Num
mundo em risco de colapsar, lembraram-se mulheres e homens de boa vontade de
dirigir à Assembleia da República uma petição sobre o direito a morrer com
dignidade, seja lá isso o que for, como se houvesse uma agenda a cumprir. A
Assembleia é obrigada a discutir a petição mas não a votá-la. Os deputados,
contudo, inchados na importância dos seus cargos, acordaram da sonolência que o
aborrecimento do funcionamento da gerigonça, sem contestação nas ruas e nas
praças, provocou na sociedade portuguesa, que vive e dorme feliz, acreditando
que é o presidente da República quem todos os dias lhe aconchega a roupa e vela junto à cama, qual mãe extremosa.
Querem
agora votar, com liberdade de voto (pasme-se), a mudança de um paradigma da
sociedade criado ao longo de séculos, só para ficarem com a fama da modernidade
da coisa. Os subscritores da petição não se cansam de dizer que é preciso
pressa se queremos apanhar o barco da modernidade, pois já “vários países”
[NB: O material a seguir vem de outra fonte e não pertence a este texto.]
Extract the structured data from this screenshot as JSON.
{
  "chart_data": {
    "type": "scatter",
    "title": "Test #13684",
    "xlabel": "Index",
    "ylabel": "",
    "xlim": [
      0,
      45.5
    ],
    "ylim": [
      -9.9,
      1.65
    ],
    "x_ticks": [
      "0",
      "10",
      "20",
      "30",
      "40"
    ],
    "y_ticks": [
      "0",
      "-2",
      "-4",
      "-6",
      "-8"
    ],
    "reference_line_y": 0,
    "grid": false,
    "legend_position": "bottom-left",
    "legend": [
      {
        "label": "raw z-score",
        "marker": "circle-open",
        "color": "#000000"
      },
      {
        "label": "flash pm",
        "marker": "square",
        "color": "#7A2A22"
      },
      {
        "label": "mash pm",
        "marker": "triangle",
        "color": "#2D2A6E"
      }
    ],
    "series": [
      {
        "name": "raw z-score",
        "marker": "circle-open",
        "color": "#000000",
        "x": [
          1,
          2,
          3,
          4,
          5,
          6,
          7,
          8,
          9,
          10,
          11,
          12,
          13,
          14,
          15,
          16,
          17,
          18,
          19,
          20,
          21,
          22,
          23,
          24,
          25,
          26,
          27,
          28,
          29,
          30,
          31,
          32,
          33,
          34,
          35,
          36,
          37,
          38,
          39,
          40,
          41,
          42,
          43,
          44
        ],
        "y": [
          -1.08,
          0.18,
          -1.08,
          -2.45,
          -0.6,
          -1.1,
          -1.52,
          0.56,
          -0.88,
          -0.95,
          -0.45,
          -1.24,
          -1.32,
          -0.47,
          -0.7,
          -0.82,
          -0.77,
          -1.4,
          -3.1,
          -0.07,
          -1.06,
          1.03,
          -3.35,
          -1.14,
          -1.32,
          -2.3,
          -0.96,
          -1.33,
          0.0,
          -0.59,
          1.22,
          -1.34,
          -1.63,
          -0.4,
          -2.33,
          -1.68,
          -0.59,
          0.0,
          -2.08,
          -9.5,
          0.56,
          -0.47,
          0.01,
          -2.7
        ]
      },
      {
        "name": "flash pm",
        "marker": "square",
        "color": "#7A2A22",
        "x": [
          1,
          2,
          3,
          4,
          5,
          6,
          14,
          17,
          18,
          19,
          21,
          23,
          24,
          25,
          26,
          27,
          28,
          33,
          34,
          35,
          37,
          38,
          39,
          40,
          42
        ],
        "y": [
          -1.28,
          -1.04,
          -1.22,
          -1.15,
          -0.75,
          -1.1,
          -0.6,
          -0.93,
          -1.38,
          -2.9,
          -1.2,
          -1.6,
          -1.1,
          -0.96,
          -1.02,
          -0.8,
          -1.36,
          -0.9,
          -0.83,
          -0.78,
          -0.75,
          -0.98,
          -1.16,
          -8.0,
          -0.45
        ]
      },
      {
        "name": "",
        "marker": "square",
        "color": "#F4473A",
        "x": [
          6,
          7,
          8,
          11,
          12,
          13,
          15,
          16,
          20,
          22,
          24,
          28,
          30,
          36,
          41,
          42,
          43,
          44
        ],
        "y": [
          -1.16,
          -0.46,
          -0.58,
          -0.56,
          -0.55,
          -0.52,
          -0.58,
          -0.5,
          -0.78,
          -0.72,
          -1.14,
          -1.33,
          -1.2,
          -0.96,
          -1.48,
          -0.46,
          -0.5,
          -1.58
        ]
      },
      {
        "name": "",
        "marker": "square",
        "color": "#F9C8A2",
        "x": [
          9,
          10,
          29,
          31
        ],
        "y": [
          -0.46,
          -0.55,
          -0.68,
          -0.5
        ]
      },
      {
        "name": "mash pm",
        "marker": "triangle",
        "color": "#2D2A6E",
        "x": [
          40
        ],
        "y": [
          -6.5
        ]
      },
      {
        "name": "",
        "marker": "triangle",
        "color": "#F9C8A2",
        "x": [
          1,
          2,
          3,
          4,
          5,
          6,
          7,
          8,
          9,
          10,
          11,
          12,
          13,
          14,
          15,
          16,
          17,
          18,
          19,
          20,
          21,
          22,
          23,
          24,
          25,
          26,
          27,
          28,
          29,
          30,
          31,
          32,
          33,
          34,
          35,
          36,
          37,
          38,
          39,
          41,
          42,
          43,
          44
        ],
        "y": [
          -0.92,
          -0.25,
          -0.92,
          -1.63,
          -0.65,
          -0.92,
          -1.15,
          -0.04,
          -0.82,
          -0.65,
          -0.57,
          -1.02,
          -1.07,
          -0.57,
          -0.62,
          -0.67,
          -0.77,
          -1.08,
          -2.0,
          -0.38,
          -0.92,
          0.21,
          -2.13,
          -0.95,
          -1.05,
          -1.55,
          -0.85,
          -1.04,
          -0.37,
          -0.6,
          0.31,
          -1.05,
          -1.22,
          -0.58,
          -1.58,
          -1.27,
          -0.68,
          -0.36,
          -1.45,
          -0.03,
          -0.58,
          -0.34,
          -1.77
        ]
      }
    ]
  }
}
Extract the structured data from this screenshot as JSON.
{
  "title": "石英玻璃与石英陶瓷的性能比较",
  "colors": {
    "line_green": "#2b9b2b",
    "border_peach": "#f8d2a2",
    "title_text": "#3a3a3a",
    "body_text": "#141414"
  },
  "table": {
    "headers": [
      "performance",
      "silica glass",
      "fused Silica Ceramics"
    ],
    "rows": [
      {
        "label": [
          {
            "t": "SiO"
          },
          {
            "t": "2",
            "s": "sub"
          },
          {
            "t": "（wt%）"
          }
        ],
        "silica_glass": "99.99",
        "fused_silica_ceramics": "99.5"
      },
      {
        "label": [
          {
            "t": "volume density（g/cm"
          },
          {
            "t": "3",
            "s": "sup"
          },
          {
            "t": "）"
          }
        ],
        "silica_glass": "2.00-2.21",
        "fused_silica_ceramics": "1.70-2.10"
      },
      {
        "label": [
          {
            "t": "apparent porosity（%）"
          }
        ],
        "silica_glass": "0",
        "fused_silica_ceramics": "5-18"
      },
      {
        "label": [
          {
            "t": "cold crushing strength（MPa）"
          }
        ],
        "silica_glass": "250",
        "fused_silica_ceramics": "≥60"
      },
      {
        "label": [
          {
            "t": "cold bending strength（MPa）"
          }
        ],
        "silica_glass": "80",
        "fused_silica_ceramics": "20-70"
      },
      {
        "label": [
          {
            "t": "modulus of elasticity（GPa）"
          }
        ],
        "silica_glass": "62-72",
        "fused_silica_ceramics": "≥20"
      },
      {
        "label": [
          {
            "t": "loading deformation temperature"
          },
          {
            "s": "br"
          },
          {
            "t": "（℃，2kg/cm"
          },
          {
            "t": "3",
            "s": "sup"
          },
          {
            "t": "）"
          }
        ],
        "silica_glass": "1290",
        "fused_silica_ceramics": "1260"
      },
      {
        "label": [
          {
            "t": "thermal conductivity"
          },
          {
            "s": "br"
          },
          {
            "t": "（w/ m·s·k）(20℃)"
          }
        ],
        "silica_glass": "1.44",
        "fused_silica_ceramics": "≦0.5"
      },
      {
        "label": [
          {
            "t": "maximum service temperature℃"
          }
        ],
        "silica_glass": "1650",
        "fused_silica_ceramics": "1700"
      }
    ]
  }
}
legislaram sobre o assunto. Vai-se a ver e os vários convertem-se nos 4 mais
pequenos países da Europa: Bélgica, Holanda, Luxemburgo e Suíça, curiosamente
os mais ricos, e num da América do Sul, a Colômbia, um dos pobres, e um ou dois
estados norte-americanos. Para vários vai alguma distância. Depois vêm com a
velha questão religiosa e nós pasmados ante a enorme China que se diz ateia e
que ainda não discutiu o assunto.
Sensível
ao tema do direito de cada um poder escolher livremente como quer e quando
morrer, face a um sofrimento que recusa, não sei, no entanto como se deve
legislar e regulamentar tal assunto, para que a livre escolha de cada um não
seja a que Ford preconizava para a cor dos seus carros: o cliente tem toda a
liberdade de escolher a cor do seu carro, desde que escolha o preto! Num país a
braços com a sustentabilidade do Serviço Nacional de Saúde parece-me uma
obscenidade e futilidade dos senhores deputados em querer discutir este
assunto, antes de resolvido o essencial que permitirá a livre escolha. Só com o
direito a uma vida condigna garantido se pode falar em livre escolha.
Inseridos
numa Europa criadora do Serviço Nacional de Saúde, em que por razões económicas
e financeiras se vai recusando exames que podem salvar vidas, querem agora
convencer-me que caso a eutanásia seja despenalizada e regulamentada, passando
a haver a alternativa de uma morte “digna”, jamais será levantada a questão do
gasto do dinheiro dos contribuintes em cuidados paliativos, quando em países
civilizados e percursores dos cuidados de saúde para todos, para evitar a
morte, se encolhem por causa do déficit!?
Dizem,
socorrendo-se da Constituição, que, e passo a citar: “O direito à vida faz parte do património ético da Humanidade e, como
tal, está consagrado nas leis da República Portuguesa. O direito a morrer em
paz e de acordo com os critérios de dignidade que cada um construiu ao longo da
sua vida, também tem de o ser”. E pronto, que fiquemos descansados que o
direito à vida está consagrado. O problema é que esse direito, como o da
Liberdade, é, de acordo com a Carta das Nações Unidas para os Direitos do
Homem, inalienável, isto é, não depende nem pode depender da vontade de quem
tem esse direito. Se os subscritores da petição tão bem souberam rodear este problema,
ignorando-o, como acreditar que os governos e as sociedades se guiarão sempre
por imperativos éticos universais que se estilhaçam com a maior das
facilidades, ao sabor da semântica?
O debate
que se quer, parte da premissa que deve estar ausente do mesmo, imperativos
religiosos. Já Dostoievski nos ensinou a vacuidade de qualquer imperativo ético
universal: “Se Deus não existe e a alma é mortal, tudo é permitido”. Por outras
palavras, mesmo que Deus não exista, é necessário inventá-lo, caso contrário tudo
será permitido. O século XX encarregou-se de o confirmar.
É por
isso que o debate e a legislação sobre este assunto assumem uma importância e
extensão tal, que os deputados de hoje não têm competência nem legitimidade
para o fazer. Duvido mesmo que metade daqueles senhores tenha alguma vez lido
Kant, para agora virem falar-me de imperativos éticos. E sobretudo não votámos
na opinião deles mas em programas eleitorais de partidos, pelo que, questões
tão radicais nas vidas de todos nós, não podem ficam ao sabor das suas alvares
opiniões.
A
escolha de algo para ti, a escolha por falta de opção e a escolha de outros por
ti, estão ligadas por uma frágil e ténue teia de aranha. Ao menor estremeção a
aranha engole a vítima. A vítima és sempre tu.